This past Monday Dr. Marino did the honors of performing Larry’s one year bone marrow biopsy. We don’t have the results yet but we are confident that Ron’s stem cells have taken names and kicked ass and that The Big Guy is on his way to a healthy future.

For a little outing at Redrocks. Day +23

That being said, this will be my last post to this Caring Bridge site. I for one am definitely ready to move on. I did a little happy dance of my own a few days ago when I threw out that huge three-ring binder known as the Caregiver Handbook.  Now that school is out I’ll admit that I barely cracked it open and I surely would have flunked, had there been a written test. I tried to read it ~ I really did, but when I flipped it open to a page titled “Rectal Care”, I closed the book, swallowed what was making its way up my throat, and told him that he was so screwed. But pass I did ~ with flying colors, which I base solely on the fact that Larry still has a pulse and has never contracted a food borne illness. My work here is done and I told him last night…. “you $*%&#@% owe me. I just don’t ever want you to pay me back.”

Larry and his nurse, Stacy on the day he checked out of the hospital. Day +19

Larry and I both want to thank you all for following us on this inconceivable journey and for always offering your love, support, and prayers, which have helped us get through some of the toughest days of our lives. Your reaching out to him while he was in the hospital, and to me, when the dogs and I were toughing it out alone has carried us through some incredibly rough hours.

Julia and Larry ~ Day +21
Our gratitude first and foremost goes to his brother Ron, for the ultimate gift. To Dr. Nash, Dr. Matous, the nurses at CBCI, especially his fleeting angel, Meghan; we can’t even begin to express in words how thankful we are for your expertise. 

Ron aka The Donor! Day -2

Thank you to our families and friends, who came to Denver to be with us and who have been instrumental in our mental and emotional healing in ways they will never know.  I know that Joe and Shirley endured the pain right along with me. Watching chemo beat up on Larry was almost as brutal on us as it was on him. They never stopped praying or cheerleading and they had two dogs in this fight!
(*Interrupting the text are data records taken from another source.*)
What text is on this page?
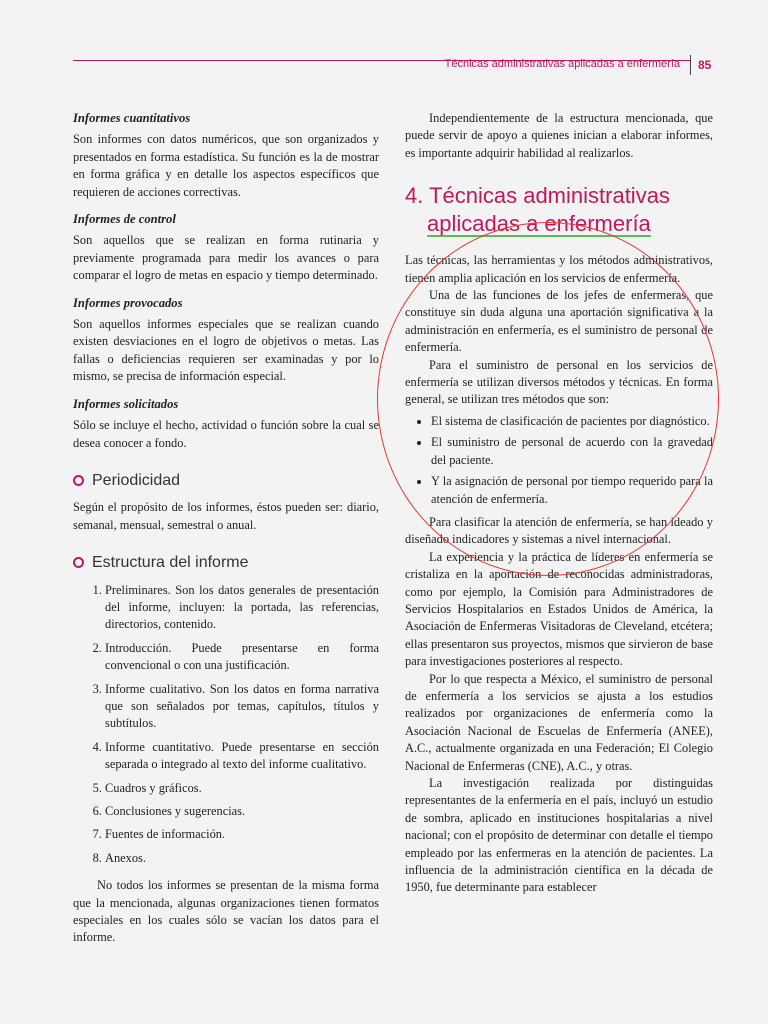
Técnicas administrativas aplicadas a enfermería 85
Informes cuantitativos

Son informes con datos numéricos, que son organizados y presentados en forma estadística. Su función es la de mostrar en forma gráfica y en detalle los aspectos específicos que requieren de acciones correctivas.

Informes de control

Son aquellos que se realizan en forma rutinaria y previamente programada para medir los avances o para comparar el logro de metas en espacio y tiempo determinado.

Informes provocados

Son aquellos informes especiales que se realizan cuando existen desviaciones en el logro de objetivos o metas. Las fallas o deficiencias requieren ser examinadas y por lo mismo, se precisa de información especial.

Informes solicitados

Sólo se incluye el hecho, actividad o función sobre la cual se desea conocer a fondo.

Periodicidad

Según el propósito de los informes, éstos pueden ser: diario, semanal, mensual, semestral o anual.

Estructura del informe
1. Preliminares. Son los datos generales de presentación del informe, incluyen: la portada, las referencias, directorios, contenido.
2. Introducción. Puede presentarse en forma convencional o con una justificación.
3. Informe cualitativo. Son los datos en forma narrativa que son señalados por temas, capítulos, títulos y subtítulos.
4. Informe cuantitativo. Puede presentarse en sección separada o integrado al texto del informe cualitativo.
5. Cuadros y gráficos.
6. Conclusiones y sugerencias.
7. Fuentes de información.
8. Anexos.

No todos los informes se presentan de la misma forma que la mencionada, algunas organizaciones tienen formatos especiales en los cuales sólo se vacían los datos para el informe.

Independientemente de la estructura mencionada, que puede servir de apoyo a quienes inician a elaborar informes, es importante adquirir habilidad al realizarlos.

4. Técnicas administrativas
aplicadas a enfermería

Las técnicas, las herramientas y los métodos administrativos, tienen amplia aplicación en los servicios de enfermería.

Una de las funciones de los jefes de enfermeras, que constituye sin duda alguna una aportación significativa a la administración en enfermería, es el suministro de personal de enfermería.

Para el suministro de personal en los servicios de enfermería se utilizan diversos métodos y técnicas. En forma general, se utilizan tres métodos que son:

• El sistema de clasificación de pacientes por diagnóstico.
• El suministro de personal de acuerdo con la gravedad del paciente.
• Y la asignación de personal por tiempo requerido para la atención de enfermería.

Para clasificar la atención de enfermería, se han ideado y diseñado indicadores y sistemas a nivel internacional.

La experiencia y la práctica de líderes en enfermería se cristaliza en la aportación de reconocidas administradoras, como por ejemplo, la Comisión para Administradores de Servicios Hospitalarios en Estados Unidos de América, la Asociación de Enfermeras Visitadoras de Cleveland, etcétera; ellas presentaron sus proyectos, mismos que sirvieron de base para investigaciones posteriores al respecto.

Por lo que respecta a México, el suministro de personal de enfermería a los servicios se ajusta a los estudios realizados por organizaciones de enfermería como la Asociación Nacional de Escuelas de Enfermería (ANEE), A.C., actualmente organizada en una Federación; El Colegio Nacional de Enfermeras (CNE), A.C., y otras.

La investigación realizada por distinguidas representantes de la enfermería en el país, incluyó un estudio de sombra, aplicado en instituciones hospitalarias a nivel nacional; con el propósito de determinar con detalle el tiempo empleado por las enfermeras en la atención de pacientes. La influencia de la administración científica en la década de 1950, fue determinante para establecer
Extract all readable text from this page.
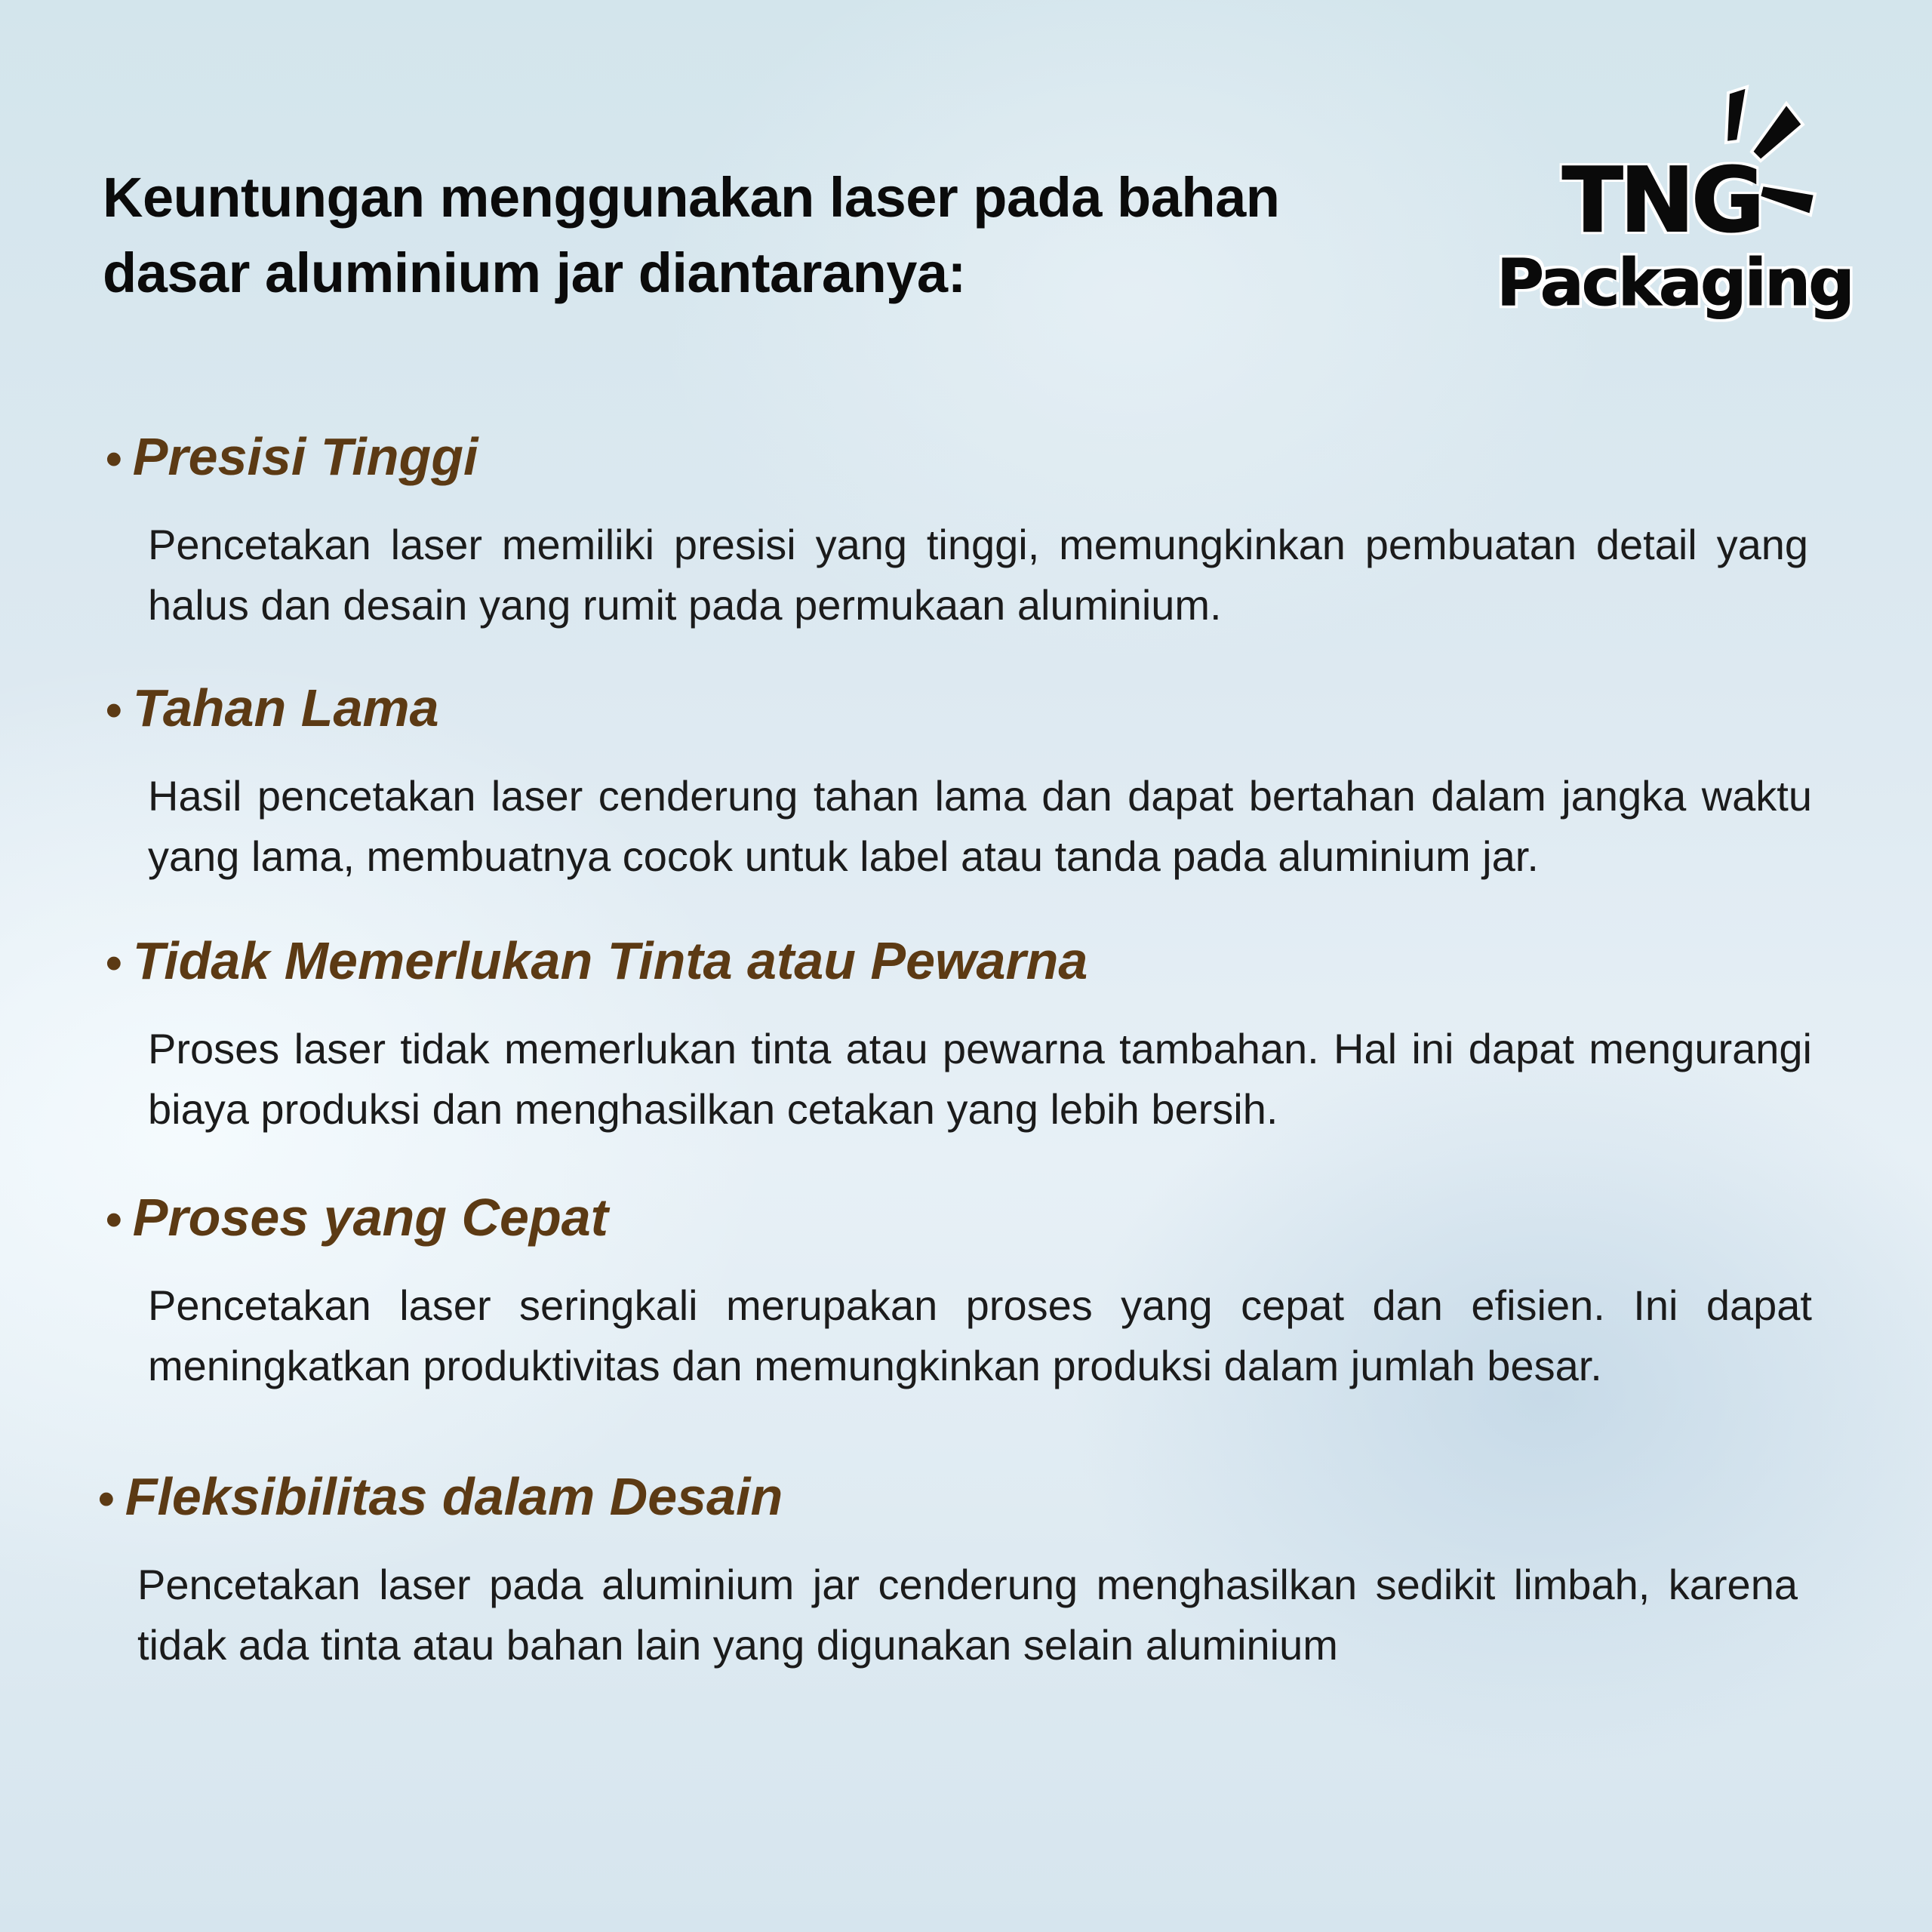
Keuntungan menggunakan laser pada bahan dasar aluminium jar diantaranya:
TNG
Packaging
• Presisi Tinggi

Pencetakan laser memiliki presisi yang tinggi, memungkinkan pembuatan detail yang halus dan desain yang rumit pada permukaan aluminium.

• Tahan Lama

Hasil pencetakan laser cenderung tahan lama dan dapat bertahan dalam jangka waktu yang lama, membuatnya cocok untuk label atau tanda pada aluminium jar.

• Tidak Memerlukan Tinta atau Pewarna

Proses laser tidak memerlukan tinta atau pewarna tambahan. Hal ini dapat mengurangi biaya produksi dan menghasilkan cetakan yang lebih bersih.

• Proses yang Cepat

Pencetakan laser seringkali merupakan proses yang cepat dan efisien. Ini dapat meningkatkan produktivitas dan memungkinkan produksi dalam jumlah besar.

• Fleksibilitas dalam Desain

Pencetakan laser pada aluminium jar cenderung menghasilkan sedikit limbah, karena tidak ada tinta atau bahan lain yang digunakan selain aluminium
The Blue Gloved Group. Day -3

Love you and thank you—Sierra and Savannah, who called and face-timed with their dad EVERY SINGLE DAY. Those few minutes each day allowed him to step outside of the moment and to connect to the real world and to their lives.

We showed him a little sympathy and let him win one game. Day +5

To our little Paisley, who will never know what an important part she has played in her Cappy’s healing. For him to see her happily chatting about peacock ballerinas, her Jojo, and mermaids, was medicine. While most people who saw Larry commented on his weight loss, his hair—or lack of ~ his dwindling appetite, or his persistent weird rash, Paisley just wanted to know if he was he was coming to see her and did he want to see her Ballet Barbie and could she come stay in the bus with him. Her innocent oblivion was therapeutic.
A big dose of medicine in a small package!
 I’m guilty. I’ve looked at Larry and have seen “Cancer Patient” written on his forehead, yet Paisley was the one person who never saw his wounds. In her eyes, no matter how big the scar was he was already healed because he was never really sick. THAT, my friends is medicine.

A big hug goes to our dear friends Denny and Karen, who were there with us on DAY ZERO, which was the scariest day of our lives. They will never know how much it meant to us to have the support-love-camaraderie-distraction-dinner date on that day. There aren’t words and thank you doesn’t even begin to cover it.

Denny and Karen, with Larry, just hours after the transplant. Day Zero!

Here in Sheridan, we are most grateful to Dr. Marino and the Welch Cancer Center, whom have taken such good care of Larry, before and after the transplant. Since coming home last September Dr. Marino and his staff have been instrumental in making him transition from a patient to a survivor. (Damn….mascaras running now!)    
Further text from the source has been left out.